Additionally, there seems to be a ducting problem which does not have to do with the air delivery ducts, which seem plenty big, but with the return ducts. Those two zones have return vents that merge into one undersized return duct. None of this was known to me until today, when a 20-year HVAC veteran was finally sent to me by my primary provider. He knew his stuff. He showed me how much better the unit worked when he removed the filter and opened the filter door. He characterized that as giving the system a second lung, and it suddenly all made sense.

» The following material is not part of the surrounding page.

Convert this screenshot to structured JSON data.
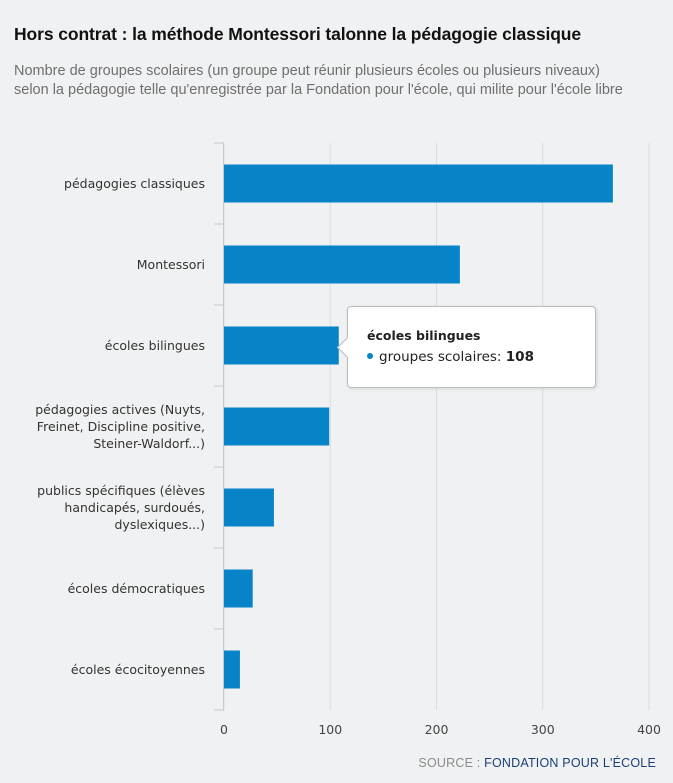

His diagnosis was to add a return duct and replace the overworked coil with a 4-ton coil. Once he measured he realized that a 4-ton unit would not fit in the short vertical utility room. I was ready for the “you therefore need anew smaller furnace”, but he said, no, he would just turn the furnace horizontally and that would work fine. I then asked if he thought I needed a new 4-ton condenser and he said, “why?” His feeling was that That would handle the load just fine until it stops working in another 5 or so years. The bottom line is that he is doing this fix on Monday and its all being done for less than $10k. I don’t want to get out ahead of myself and say that I have found an honest and competent HVAC guy at long last. I will wait until the fix is in and the room temperature goes down like it should. But at least I now have what I think of as crystal clarity about how this all works…we’ll see.